Обсуждение: Proposed cleanup of index-related planner estimation procedures

Поиск

Список

Период

Сортировка

Proposed cleanup of index-related planner estimation procedures

От

Tom Lane

Дата:

05 января 2000 г., 23:25:23

I am thinking about redefining and simplifying the planner's interface
to index-type-dependent estimation routines.

Currently, each defined index type is supposed to supply two routines:
an "amopselect" routine and an "amopnpages" routine.  (The existing
actual routines of this kind are btreesel, btreenpages, etc in
src/backend/utils/adt/selfuncs.c.)  These things are called by
index_selectivity() in src/backend/optimizer/util/plancat.c.  amopselect
tries to determine the selectivity of an indexqual (the fraction of
main-table tuples it will select) and amopnpages tries to determine
the number of index pages that will be read to do it.

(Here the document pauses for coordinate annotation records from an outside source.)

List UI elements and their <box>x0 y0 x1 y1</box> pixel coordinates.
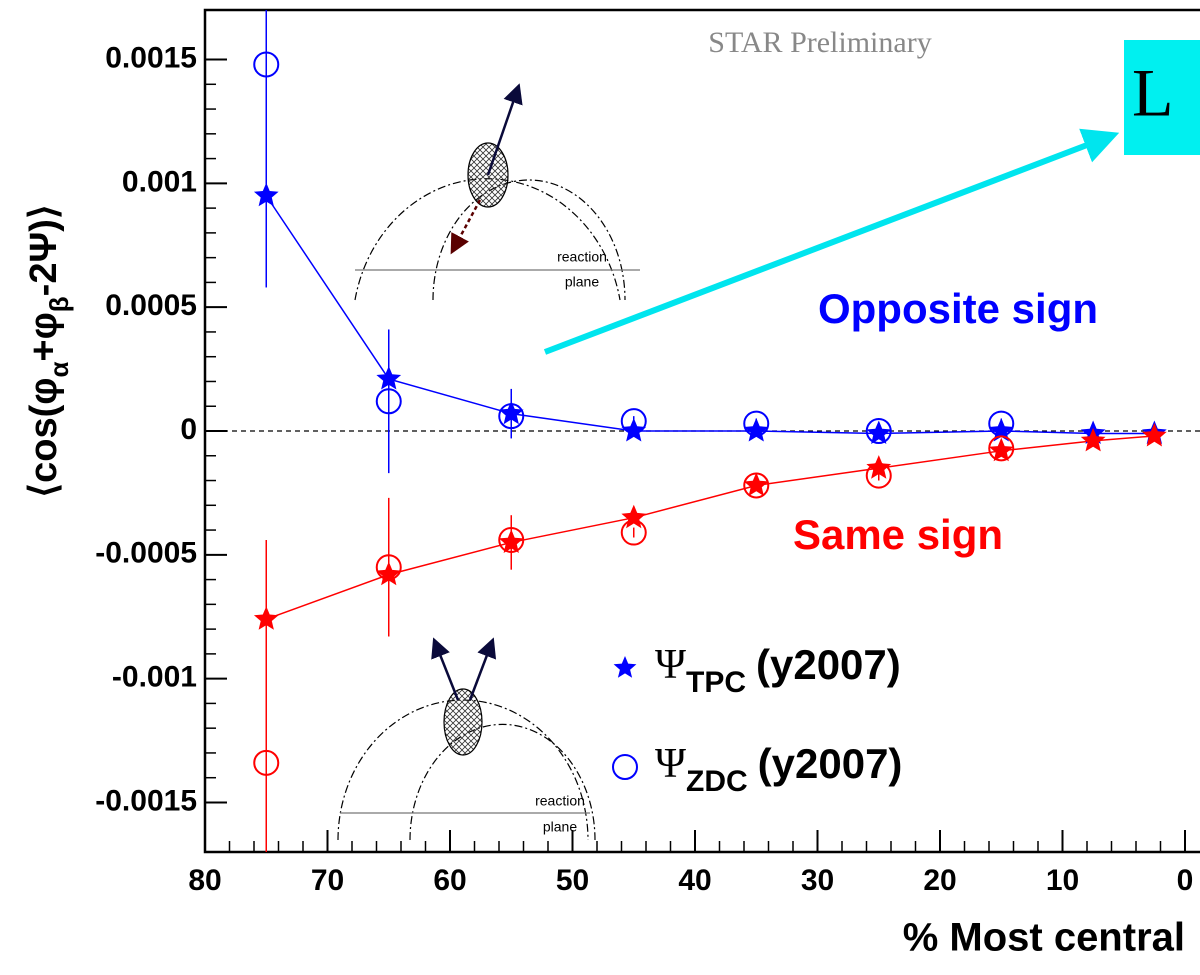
y-tick-label: 0.0005 <box>105 289 197 322</box>
plot-area <box>253 10 1167 852</box>
star-marker <box>866 420 892 444</box>
circle-marker <box>375 554 402 581</box>
watermark: STAR Preliminary <box>708 26 931 59</box>
circle-marker <box>498 526 525 553</box>
legend-text: (y2007) <box>756 641 901 688</box>
star-marker <box>498 529 524 553</box>
star-marker <box>743 418 769 442</box>
y-tick-label: -0.001 <box>112 661 197 694</box>
circle-marker <box>253 749 280 776</box>
circle-marker <box>865 418 892 444</box>
legend-symbol: Ψ <box>655 741 686 787</box>
diagram-label: plane <box>565 274 599 290</box>
annotation: Opposite sign <box>818 285 1098 332</box>
y-axis-label-part: -2Ψ)⟩ <box>23 204 65 296</box>
star-marker <box>988 437 1014 462</box>
circle-marker <box>620 408 647 435</box>
diagram-label: reaction <box>557 249 607 265</box>
x-tick-label: 40 <box>678 864 711 897</box>
circle-marker <box>620 519 647 546</box>
x-tick-label: 0 <box>1177 864 1194 897</box>
y-axis-label-part: β <box>44 296 74 312</box>
legend-marker <box>613 656 637 678</box>
circle-marker <box>988 435 1015 462</box>
legend-sub: ZDC <box>686 765 748 798</box>
x-axis-label: % Most central <box>903 916 1185 960</box>
callout-box <box>1124 40 1200 155</box>
callout-text: L <box>1132 55 1174 131</box>
star-marker <box>253 606 279 630</box>
y-axis-label-part: +φ <box>23 312 65 361</box>
star-marker <box>253 182 279 207</box>
y-tick-label: 0.001 <box>122 165 197 198</box>
legend-text: (y2007) <box>758 740 903 787</box>
diagram-top <box>354 83 640 301</box>
star-marker <box>376 561 402 586</box>
y-tick-label: -0.0005 <box>95 537 197 570</box>
x-tick-label: 30 <box>801 864 834 897</box>
y-tick-label: -0.0015 <box>95 784 197 817</box>
star-marker <box>376 366 402 390</box>
star-marker <box>1080 427 1106 452</box>
star-marker <box>988 418 1014 442</box>
legend-sub: TPC <box>686 666 746 699</box>
y-axis-label-part: α <box>44 362 74 378</box>
x-tick-label: 20 <box>923 864 956 897</box>
x-tick-label: 60 <box>433 864 466 897</box>
star-marker <box>866 455 892 479</box>
circle-marker <box>743 472 770 499</box>
arrow <box>543 128 1120 355</box>
circle-marker <box>498 403 525 430</box>
legend-label: ΨTPC (y2007) <box>655 641 901 699</box>
diagram-bottom <box>337 637 596 841</box>
x-tick-label: 70 <box>311 864 344 897</box>
legend-label: ΨZDC (y2007) <box>655 740 902 798</box>
y-tick-label: 0 <box>180 413 197 446</box>
diagram-label: reaction <box>535 793 585 809</box>
y-axis-label: ⟨cos(φα+φβ-2Ψ)⟩ <box>23 204 74 497</box>
x-tick-label: 80 <box>188 864 221 897</box>
legend-symbol: Ψ <box>655 642 686 688</box>
star-marker <box>1142 423 1167 447</box>
circle-marker <box>743 410 770 437</box>
diagram-label: plane <box>543 819 577 835</box>
star-marker <box>621 418 647 442</box>
circle-marker <box>865 462 892 489</box>
y-tick-label: 0.0015 <box>105 41 197 74</box>
star-marker <box>498 400 524 425</box>
legend-marker <box>612 754 638 780</box>
series-line <box>265 435 1155 620</box>
circle-marker <box>253 51 280 78</box>
circle-marker <box>375 388 402 415</box>
x-tick-label: 10 <box>1046 864 1079 897</box>
annotation: Same sign <box>793 511 1003 558</box>
star-marker <box>743 472 769 496</box>
y-axis-label-part: ⟨cos(φ <box>23 378 65 498</box>
x-tick-label: 50 <box>556 864 589 897</box>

Now, this collection of code is largely redundant with
optimizer/path/clausesel.c, which also tries to estimate the selectivity
of qualification conditions.  Furthermore, the interface to these
routines is fundamentally misdesigned, because there is no way to deal
with interrelated qualification conditions --- for example, if we have
a range query like "... WHERE x > 10 AND x < 20", the code estimates
the selectivity as the product of the selectivities of the two terms
independently, but the actual selectivity is very different from that.
I am working on fixing clausesel.c to be smarter about correlated
conditions, but it won't do much good to fix that code without fixing
the index-related code.

What I'm thinking about doing is replacing these two per-index-type
routines with a single routine, which is called once per proposed
indexscan rather than once per qual clause.  It would receive the
whole indexqual list as a parameter, instead of just one qual.
A typical implementation would just call clausesel.c's general-purpose
code to estimate the selectivity, and then do a little bit of extra
work to derive the estimated number of index pages from that number.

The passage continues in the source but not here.